Bismarck passa pour un grand organisateur parce qu'il sut habilement et avec diplomatie reconstituer l'Empire d'Allemagne en groupant autour de la Prusse tous les petits Etats d’ordre secondaire. Son œuvre fut couronnée à Versailles à la fin de la guerre de 1870-1871, mais ouvrait la voie à d'autres conflagrations et la reprise de l'Alsace et de la Lorraine conquises par Richelieu allait être le prétexte à de nouvelles tragédies, à des tueries grandioses, à la désorganisation économique et sociale du monde. Il peut sembler à certains que les sociétés modernes sont le symbole de l'ordre, mais pour nous, Anarchistes, qui étudions les faits, en recherchons les causes, nous ne pouvons qualifier d'organisée, une Société qui ne se maintient qu'en sacrifiant dans des guerres fratricides des populations entières, et qui périodiquement est obligée de se reconstituer géographiquement, sans que soit respectés les intérêts les plus élémentaires de la grande masse des individus.

La bourgeoisie et le capital n'ont rien à reprocher à la seigneurie et à la féodalité. La désorganisation préside de nos jours aux destinées humaines, comme elle y présidait dans le passé. Ni l'expérience, ni l'exemple de siècles et de siècles d'erreurs, de mensonges, de crimes n'ont assagi les hommes. Ils ont encore confiance et espèrent encore trouver la quiétude et le bonheur dans un ordre périmé, qui est le désordre, et dans une organisation absurde et dangereuse qui désagrège l'humanité.

Déjà avant la guerre de 1914-1918 qui sema tant de deuils, fertilisa la terre de larmes et de sang, et détruisit toute une génération on pouvait prévoir le chaos déterminé par la folie et l'ambition d'une minorité incapable de refréner ses bas instincts de jouissance, et d'une majorité impuissante à manifester son désir de paix et à imposer une forme d'organisation plus conforme aux nécessités d'un siècle de science et de progrès.

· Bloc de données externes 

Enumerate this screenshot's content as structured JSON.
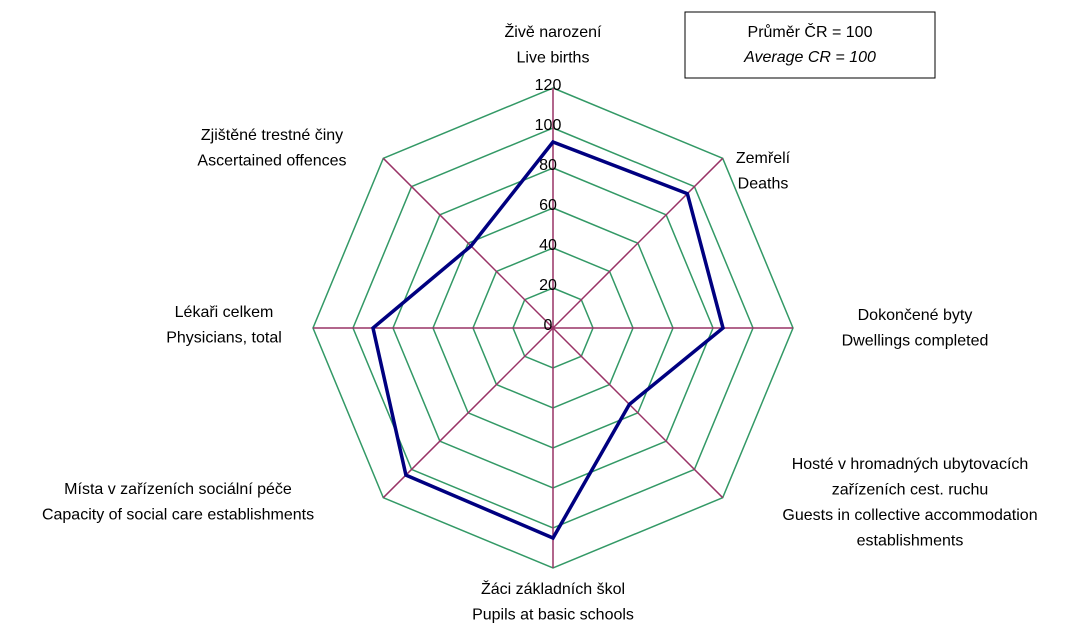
{
  "chart_data": {
    "type": "radar",
    "categories": [
      [
        "Živě narození",
        "Live births"
      ],
      [
        "Zemřelí",
        "Deaths"
      ],
      [
        "Dokončené byty",
        "Dwellings completed"
      ],
      [
        "Hosté v hromadných ubytovacích",
        "zařízeních cest. ruchu",
        "Guests in collective accommodation",
        "establishments"
      ],
      [
        "Žáci základních škol",
        "Pupils at basic schools"
      ],
      [
        "Místa v zařízeních sociální péče",
        "Capacity of social care establishments"
      ],
      [
        "Lékaři celkem",
        "Physicians, total"
      ],
      [
        "Zjištěné trestné činy",
        "Ascertained offences"
      ]
    ],
    "values": [
      93,
      95,
      85,
      54,
      105,
      104,
      90,
      58
    ],
    "color": "#000080",
    "rlim": [
      0,
      120
    ],
    "rticks": [
      0,
      20,
      40,
      60,
      80,
      100,
      120
    ],
    "grid_color": "#339966",
    "spoke_color": "#993366",
    "legend": [
      "Průměr  ČR = 100",
      "Average CR = 100"
    ]
  }
}
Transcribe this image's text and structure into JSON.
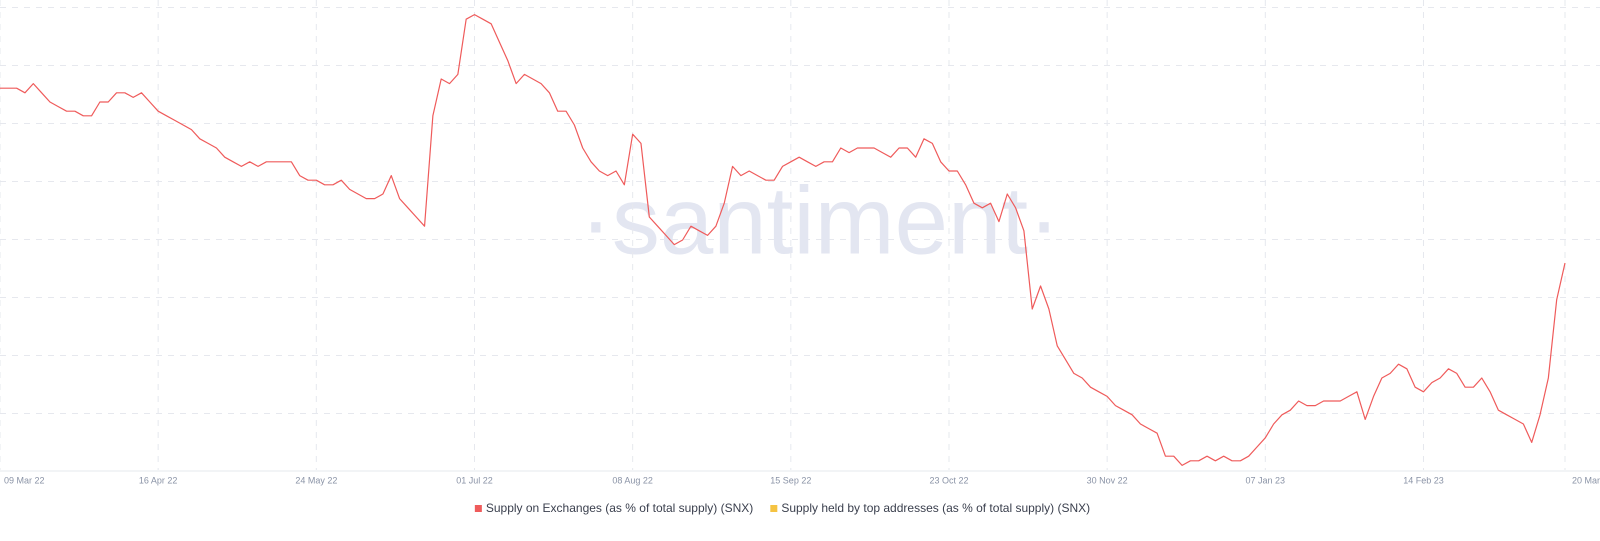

La chute se précipite. Sur la pente glissante de la désorganisation, la Société mourante qui marque la fin de ce vingtième siècle, si riche en découvertes de toute sorte, attend des événements, ou sa rénovation ou sa mort. Les finances de tous les grands Etats européens ont été dilapidées dans des aventures ridicules et meurtrières ; la diplomatie, dans un dernier spasme, cherche à sauver les apparences et à donner une certaine vitalité au capitalisme moribond qu'elle représente, mais cela ne peut durer. A mesure que nous avançons dans le temps, la désorganisation se poursuit sans qu'il soit possible aux hommes d'Etat d'en arrêter les effets qui mènent fatalement au désastre.

La grande guerre a passé par là. L'Allemagne de Bismarck - de Bismarck qui avait, comme Napoléon, rêvé de suprématie universelle - amoindrie par le traité de Versailles imposé par Clémenceau, se relève péniblement de la douloureuse équipée de son César déchu. La rançon que réclame d'elle les nations victorieuses accule à la misère toute la population travailleuse de ce grand Empire, qui est contrainte de peiner et de souffrir pour payer les crimes de ses maîtres.

L'Autriche, démembrée, divisée, traîne lamentablement derrière elle le boulet qui lui fut légué par François-Joseph, vieillard arriéré, perdu dans la tradition et dont le règne de 68 ans fut un long calvaire pour son peuple qui eut à subir tout le poids des guerres malheureuses déclenchées par ce prince impuissant.

L'Angleterre, dont la puissance reposait sur son vaste empire colonial, voit ce dernier lui échapper. Déjà elle a été obligée de faire des concessions et d'accorder une liberté relative à certaines de ses possessions. Le Canada, l'Australie, se sont dans une certaine mesure, libérés du joug britannique ; mais les Indes, l'Egypte, l'Irlande, sont agités par la soif de liberté, qui est un ferment de révolte. La puissante « organisation » de la perfide Albion apparaît menacée, et ne pourra résister bien longtemps à l'assaut coordonné des populations qu'elle opprime. L'Angleterre se désorganise, et même intérieurement elle souffre du malaise engendré par son impérialisme séculaire, qui lui valut une fortune temporaire, mais s'écroulera fatalement, comme tout ce qui est bâti sur l'autorité et son soutien : la violence.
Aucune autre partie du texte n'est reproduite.